The Jones family's link with our rural past was broken when my grandfather died. No longer did we have the horse and trap (Nobbler, an unbroken stallion would end his days in a field at Warlingham) and gone was the small holding in North Watford. But at 22 Lowestoft Road there were chickens to be fed and eggs collected, and I called the fan-tailed pigeons mine and ate their eggs.
I progressed from Mixed Infants and started at Callowland Boys School, which was also in Leavesden Road and still only a short walking distance from home. It was between Shakespeare Street and Acme Road. I did fairly well in most subjects and enjoyed art and woodwork. Woodwork classes were held in a large wooden building in the school yard. In my imagination I can still smell the odour of hoof and horn glue, which was kept hot in a double boiler on the stove. The heady whiff of French polish I remember too.
In 1929 we moved to a new house. 74 Bushey Mill Crescent, Watford, had just been built and cost us a little over £700. For the first time we had electric light in our home, and by putting an adaptor into the bulb socket Mum could now have an electric iron. Connected the same way was a transformer, called an ECKO Eliminator, which replaced the high tension battery for the wireless. This house also had a bath with a gas geyser to heat the water. We also had the luxury of an inside lavatory.

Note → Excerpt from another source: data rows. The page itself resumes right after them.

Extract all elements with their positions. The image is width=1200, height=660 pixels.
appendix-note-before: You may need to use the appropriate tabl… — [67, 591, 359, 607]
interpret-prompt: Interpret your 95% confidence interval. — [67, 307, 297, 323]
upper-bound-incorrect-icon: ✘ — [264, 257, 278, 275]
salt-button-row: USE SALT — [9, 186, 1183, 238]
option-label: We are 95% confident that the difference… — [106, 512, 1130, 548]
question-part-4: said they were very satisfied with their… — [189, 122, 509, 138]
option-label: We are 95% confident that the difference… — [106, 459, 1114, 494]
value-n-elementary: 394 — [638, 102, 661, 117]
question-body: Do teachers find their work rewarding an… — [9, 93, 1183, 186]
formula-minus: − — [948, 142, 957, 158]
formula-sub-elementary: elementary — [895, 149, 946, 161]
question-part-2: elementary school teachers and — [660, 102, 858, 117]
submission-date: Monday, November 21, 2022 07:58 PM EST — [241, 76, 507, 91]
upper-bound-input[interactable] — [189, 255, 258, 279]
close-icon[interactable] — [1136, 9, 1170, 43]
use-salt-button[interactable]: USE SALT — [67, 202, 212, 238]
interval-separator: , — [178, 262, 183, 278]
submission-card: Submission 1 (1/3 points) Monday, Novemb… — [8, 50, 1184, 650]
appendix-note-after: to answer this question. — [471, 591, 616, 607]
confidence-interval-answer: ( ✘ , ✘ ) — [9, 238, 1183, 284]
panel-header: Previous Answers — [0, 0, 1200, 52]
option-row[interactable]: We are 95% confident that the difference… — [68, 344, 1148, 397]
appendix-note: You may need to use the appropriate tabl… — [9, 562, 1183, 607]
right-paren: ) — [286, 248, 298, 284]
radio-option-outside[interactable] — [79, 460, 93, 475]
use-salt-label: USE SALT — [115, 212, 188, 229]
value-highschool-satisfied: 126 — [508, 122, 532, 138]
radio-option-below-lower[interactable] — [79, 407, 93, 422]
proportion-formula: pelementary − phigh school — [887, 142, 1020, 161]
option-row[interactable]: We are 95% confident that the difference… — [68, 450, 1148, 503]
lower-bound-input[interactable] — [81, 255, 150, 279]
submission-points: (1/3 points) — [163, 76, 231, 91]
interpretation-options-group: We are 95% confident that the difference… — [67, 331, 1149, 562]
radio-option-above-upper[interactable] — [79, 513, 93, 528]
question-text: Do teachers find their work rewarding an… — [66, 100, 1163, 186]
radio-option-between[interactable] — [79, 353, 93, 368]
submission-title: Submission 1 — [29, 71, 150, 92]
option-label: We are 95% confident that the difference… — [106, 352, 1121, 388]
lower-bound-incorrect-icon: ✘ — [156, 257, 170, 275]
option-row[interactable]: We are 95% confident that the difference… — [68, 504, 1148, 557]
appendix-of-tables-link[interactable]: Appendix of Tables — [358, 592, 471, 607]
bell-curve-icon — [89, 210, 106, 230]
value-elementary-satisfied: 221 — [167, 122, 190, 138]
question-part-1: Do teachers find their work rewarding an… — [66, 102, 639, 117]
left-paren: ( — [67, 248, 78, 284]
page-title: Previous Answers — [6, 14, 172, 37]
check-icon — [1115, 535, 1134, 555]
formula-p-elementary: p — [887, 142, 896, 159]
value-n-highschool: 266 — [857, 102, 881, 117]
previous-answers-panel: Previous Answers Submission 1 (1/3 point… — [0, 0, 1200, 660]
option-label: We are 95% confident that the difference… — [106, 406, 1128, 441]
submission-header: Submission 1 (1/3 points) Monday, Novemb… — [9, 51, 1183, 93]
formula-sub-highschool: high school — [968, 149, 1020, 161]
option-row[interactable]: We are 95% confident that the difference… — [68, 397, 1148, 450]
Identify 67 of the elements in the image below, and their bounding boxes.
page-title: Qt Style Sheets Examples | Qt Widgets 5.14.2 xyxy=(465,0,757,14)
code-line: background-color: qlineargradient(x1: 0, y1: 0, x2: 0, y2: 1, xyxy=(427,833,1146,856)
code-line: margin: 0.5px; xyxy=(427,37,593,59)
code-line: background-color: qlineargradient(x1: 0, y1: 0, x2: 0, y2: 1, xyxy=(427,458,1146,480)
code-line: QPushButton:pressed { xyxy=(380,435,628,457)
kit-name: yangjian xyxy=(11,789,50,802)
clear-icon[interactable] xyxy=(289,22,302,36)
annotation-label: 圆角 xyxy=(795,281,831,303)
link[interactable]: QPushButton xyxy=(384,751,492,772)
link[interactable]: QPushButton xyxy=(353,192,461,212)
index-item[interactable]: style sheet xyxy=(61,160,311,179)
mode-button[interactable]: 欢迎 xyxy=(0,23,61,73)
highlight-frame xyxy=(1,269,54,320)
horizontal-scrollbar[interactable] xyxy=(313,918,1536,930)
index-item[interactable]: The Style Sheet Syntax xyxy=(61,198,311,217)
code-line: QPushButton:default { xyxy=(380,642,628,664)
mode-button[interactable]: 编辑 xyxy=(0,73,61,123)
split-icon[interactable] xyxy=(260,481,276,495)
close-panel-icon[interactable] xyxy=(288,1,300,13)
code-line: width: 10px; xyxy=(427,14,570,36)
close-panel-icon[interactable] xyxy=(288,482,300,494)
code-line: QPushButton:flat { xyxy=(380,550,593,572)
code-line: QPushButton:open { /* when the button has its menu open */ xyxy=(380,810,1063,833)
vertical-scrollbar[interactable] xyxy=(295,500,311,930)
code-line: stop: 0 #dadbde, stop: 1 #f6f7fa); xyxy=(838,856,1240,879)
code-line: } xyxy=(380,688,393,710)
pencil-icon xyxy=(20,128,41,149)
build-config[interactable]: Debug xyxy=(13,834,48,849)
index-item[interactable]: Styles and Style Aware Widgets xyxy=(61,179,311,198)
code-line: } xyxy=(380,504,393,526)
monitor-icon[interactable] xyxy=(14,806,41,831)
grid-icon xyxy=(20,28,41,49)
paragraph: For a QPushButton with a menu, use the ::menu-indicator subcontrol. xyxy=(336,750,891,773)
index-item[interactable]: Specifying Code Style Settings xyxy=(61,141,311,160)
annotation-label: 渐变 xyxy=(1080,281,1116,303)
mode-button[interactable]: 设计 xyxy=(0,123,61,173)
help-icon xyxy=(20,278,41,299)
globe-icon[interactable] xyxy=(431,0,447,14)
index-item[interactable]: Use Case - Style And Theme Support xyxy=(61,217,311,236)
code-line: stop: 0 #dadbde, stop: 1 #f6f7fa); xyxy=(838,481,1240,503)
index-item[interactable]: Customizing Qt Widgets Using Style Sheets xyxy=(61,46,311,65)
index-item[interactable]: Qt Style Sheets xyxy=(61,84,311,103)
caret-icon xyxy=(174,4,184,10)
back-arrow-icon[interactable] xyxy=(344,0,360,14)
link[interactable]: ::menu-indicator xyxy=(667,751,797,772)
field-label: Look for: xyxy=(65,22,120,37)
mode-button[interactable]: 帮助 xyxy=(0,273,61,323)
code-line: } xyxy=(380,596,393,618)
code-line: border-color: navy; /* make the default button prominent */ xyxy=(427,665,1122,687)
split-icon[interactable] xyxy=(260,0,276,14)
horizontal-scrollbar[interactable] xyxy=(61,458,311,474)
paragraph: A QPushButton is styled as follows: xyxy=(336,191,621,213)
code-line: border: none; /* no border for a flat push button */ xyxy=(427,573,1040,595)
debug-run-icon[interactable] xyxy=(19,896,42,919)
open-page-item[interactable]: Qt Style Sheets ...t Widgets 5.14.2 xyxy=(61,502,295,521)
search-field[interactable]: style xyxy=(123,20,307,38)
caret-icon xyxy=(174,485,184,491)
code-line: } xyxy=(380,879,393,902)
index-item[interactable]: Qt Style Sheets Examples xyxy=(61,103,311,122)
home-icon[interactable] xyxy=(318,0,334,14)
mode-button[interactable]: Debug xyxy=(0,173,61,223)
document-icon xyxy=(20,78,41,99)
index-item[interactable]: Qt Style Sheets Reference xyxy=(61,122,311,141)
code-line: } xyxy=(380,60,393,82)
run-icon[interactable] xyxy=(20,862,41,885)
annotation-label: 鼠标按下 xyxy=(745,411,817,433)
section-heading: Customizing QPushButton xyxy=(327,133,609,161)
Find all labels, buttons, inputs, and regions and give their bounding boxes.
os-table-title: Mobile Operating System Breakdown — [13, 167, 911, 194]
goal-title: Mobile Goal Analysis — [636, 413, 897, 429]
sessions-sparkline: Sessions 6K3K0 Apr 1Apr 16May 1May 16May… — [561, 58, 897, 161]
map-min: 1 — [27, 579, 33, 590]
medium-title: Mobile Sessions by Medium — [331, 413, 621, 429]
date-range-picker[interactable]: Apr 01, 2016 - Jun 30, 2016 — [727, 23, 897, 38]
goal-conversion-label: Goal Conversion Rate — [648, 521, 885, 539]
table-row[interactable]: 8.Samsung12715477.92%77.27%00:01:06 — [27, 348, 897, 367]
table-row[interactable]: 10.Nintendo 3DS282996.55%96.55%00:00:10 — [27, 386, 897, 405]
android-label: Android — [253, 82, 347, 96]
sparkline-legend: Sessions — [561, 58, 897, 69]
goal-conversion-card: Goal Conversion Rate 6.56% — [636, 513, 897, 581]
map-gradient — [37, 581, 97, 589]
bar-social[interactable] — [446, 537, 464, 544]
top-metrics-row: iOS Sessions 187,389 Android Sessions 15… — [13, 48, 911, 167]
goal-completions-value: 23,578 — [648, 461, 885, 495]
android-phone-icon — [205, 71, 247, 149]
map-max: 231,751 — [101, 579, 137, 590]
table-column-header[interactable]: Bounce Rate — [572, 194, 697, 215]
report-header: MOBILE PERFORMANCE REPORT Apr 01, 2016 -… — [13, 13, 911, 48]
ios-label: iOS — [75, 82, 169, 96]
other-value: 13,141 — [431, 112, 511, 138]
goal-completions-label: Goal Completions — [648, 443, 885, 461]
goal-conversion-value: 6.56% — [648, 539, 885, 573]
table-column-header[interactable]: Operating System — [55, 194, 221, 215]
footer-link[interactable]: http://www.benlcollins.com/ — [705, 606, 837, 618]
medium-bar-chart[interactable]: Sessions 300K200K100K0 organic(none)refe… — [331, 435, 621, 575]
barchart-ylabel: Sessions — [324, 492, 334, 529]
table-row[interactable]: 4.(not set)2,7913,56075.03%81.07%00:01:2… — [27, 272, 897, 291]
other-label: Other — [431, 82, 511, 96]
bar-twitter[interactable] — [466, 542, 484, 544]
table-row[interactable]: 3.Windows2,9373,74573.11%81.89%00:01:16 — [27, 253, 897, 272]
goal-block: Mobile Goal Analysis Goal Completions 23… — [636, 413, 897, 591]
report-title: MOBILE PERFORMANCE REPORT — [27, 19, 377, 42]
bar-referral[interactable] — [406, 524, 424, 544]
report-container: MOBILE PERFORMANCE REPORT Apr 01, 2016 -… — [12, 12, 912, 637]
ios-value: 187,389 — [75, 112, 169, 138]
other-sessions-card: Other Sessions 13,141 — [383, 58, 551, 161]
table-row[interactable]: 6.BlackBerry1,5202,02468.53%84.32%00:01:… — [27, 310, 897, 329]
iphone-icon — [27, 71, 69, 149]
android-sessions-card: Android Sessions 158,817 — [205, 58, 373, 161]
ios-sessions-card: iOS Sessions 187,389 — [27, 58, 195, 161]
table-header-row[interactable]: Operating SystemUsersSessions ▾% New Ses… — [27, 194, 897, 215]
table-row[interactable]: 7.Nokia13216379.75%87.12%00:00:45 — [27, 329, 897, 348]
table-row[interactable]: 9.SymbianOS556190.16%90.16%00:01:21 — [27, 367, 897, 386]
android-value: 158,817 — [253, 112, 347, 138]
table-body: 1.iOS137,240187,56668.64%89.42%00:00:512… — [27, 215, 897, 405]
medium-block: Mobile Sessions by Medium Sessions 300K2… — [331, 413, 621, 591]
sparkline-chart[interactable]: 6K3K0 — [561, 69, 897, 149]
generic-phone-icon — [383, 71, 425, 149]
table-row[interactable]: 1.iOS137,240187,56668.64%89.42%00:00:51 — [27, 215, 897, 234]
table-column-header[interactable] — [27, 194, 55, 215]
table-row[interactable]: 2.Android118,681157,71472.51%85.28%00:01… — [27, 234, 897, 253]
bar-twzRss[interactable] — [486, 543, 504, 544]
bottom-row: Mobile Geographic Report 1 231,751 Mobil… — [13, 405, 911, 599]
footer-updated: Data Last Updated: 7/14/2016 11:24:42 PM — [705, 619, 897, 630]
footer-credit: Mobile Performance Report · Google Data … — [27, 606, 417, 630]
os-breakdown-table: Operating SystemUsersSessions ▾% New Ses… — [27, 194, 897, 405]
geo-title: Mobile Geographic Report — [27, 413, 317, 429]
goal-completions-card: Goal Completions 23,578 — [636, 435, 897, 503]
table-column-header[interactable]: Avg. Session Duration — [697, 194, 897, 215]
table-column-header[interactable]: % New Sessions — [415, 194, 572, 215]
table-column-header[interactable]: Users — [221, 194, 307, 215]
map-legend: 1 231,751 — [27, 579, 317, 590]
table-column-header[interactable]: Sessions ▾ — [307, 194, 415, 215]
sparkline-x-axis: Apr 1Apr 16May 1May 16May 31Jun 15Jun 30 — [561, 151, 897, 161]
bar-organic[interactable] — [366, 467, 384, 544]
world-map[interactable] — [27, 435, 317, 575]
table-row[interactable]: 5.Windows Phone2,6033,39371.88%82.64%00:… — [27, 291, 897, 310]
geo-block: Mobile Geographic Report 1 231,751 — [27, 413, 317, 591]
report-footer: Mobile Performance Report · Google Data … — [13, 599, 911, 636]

When time came to sit the examination for secondary school education, the Eleven Plus, I failed. Most children were able to try again but I was 12 years old before the next examinations, which disqualified me. So next I attended Alexandra School which is between Ridge Street and Judge Street in North Watford. Unlike my previous school, Callow Land, it was for both boys and girls. Most of the time there I was in Mr Camburn's class and he was a good teacher who expected hard work, but it was the happiest of my school days. I should have left school at 14 years of age but due to high unemployment I was advised to remain at school.